Cheatgrass and other invasives like the newest arrival, ventenata, grow fast and offer little if any nutrition to wildlife and livestock. They start growing in the fall and are some of the first to poke through soil in the spring, stealing space, water and nutrients from other plants then curing and quickly going to seed. That means invasive grasses not only replace wildlife forage, but because they dry so early, they tend to fuel bigger fires, further compounding the problem by creating even more space for invasive grasses.
And sage grouse require sagebrush to survive, both for food and shelter, with their dusty, feathered backs perfectly camouflaged to the brushy plant.
“Removing sagebrush and wondering why sage grouse aren’t doing well is like draining a reservoir and wondering why it is no longer supporting fish,” Kirol said. “And they need large expanses. Their whole world is based on sagebrush.”
But it’s not just grouse. Scores of species from songbirds to pronghorn depend on sagebrush. And viable sagebrush habitat continues to shrink under a barrage of threats, particularly in northeast Wyoming. Burning hundreds of thousands of acres will just add to the hurdles already facing species like mule deer, Thomas said.
But even among the very real threats of invasives and the devastation brought by fires to sage grouse and other species, biologists still see glimmers of hope.
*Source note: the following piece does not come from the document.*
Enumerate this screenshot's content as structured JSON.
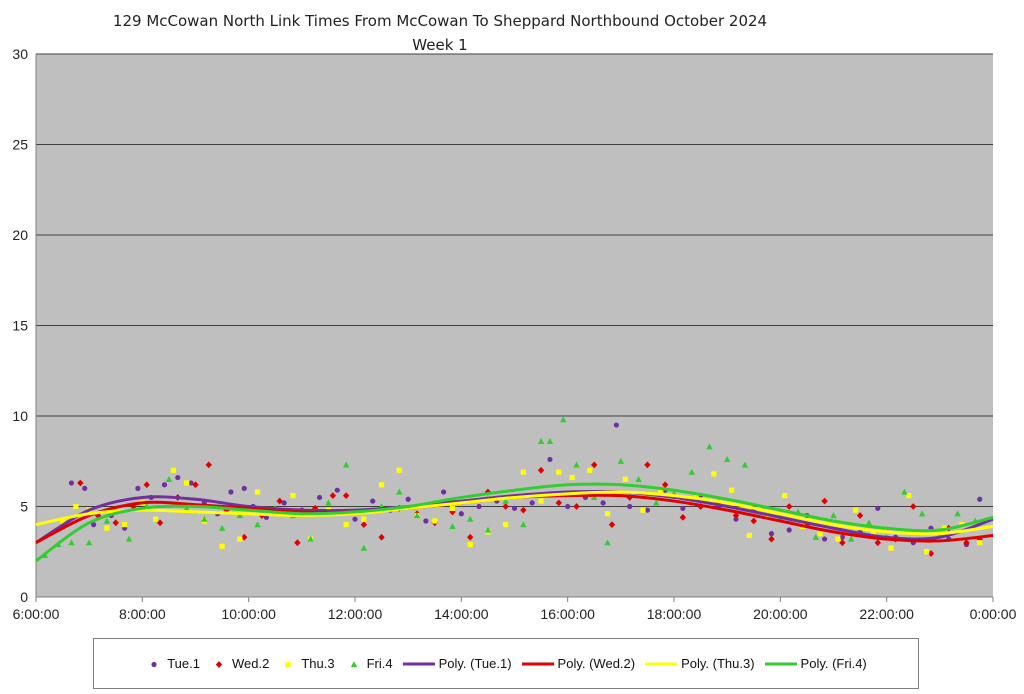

‘It’s also an opportunity’
As fires in the West increase in size due to invasive species and warmer and drier conditions from climate change, land managers and researchers have also learned more about ways to regenerate sagebrush and keep invasive species at bay. Ian Tator, Wyoming Game and Fish’s statewide habitat biologist, recently reached out to habitat specialists in Nevada to ask about aerial planting of sagebrush seeds as something that could potentially help regenerate these vast swaths of high plains.
Federal, state and county agencies have also had luck spraying burned areas for cheatgrass to give native plants a head start.
But all of these efforts, from sagebrush seeding to cheatgrass spraying, cost money. A lot of money. In January, Gov. Mark Gordon asked the Legislature for $20 million to fight invasive species, saying “Wyoming is currently losing the battle against invasive annual grasses.” Lawmakers ultimately allocated about $9 million for efforts , money that can go fast, especially when considering the vast expanse of burned area and other projects around the state, Tator said.
Some areas could potentially benefit from the fire, like those where juniper trees spread out into the plains, sucking up water from other native plants. Their removal could improve habitat, Thomas said, especially for species like elk.
And while the fires burned untold miles of fencing, landowners could work with government agencies and nonprofits to rebuild ones more friendly to wildlife, Tator said.
On a landscape comprised almost entirely of private land, cooperation moving forward will be key, biologists and wildlife managers said.
“It’s easy to paint these fires as doom and gloom, and this is a little more doom and gloom than others,” Tator said, “but it’s also an opportunity to scale up invasive annual grass treatments, reseed sagebrush and bring partners together to provide more connectivity for wildlife.”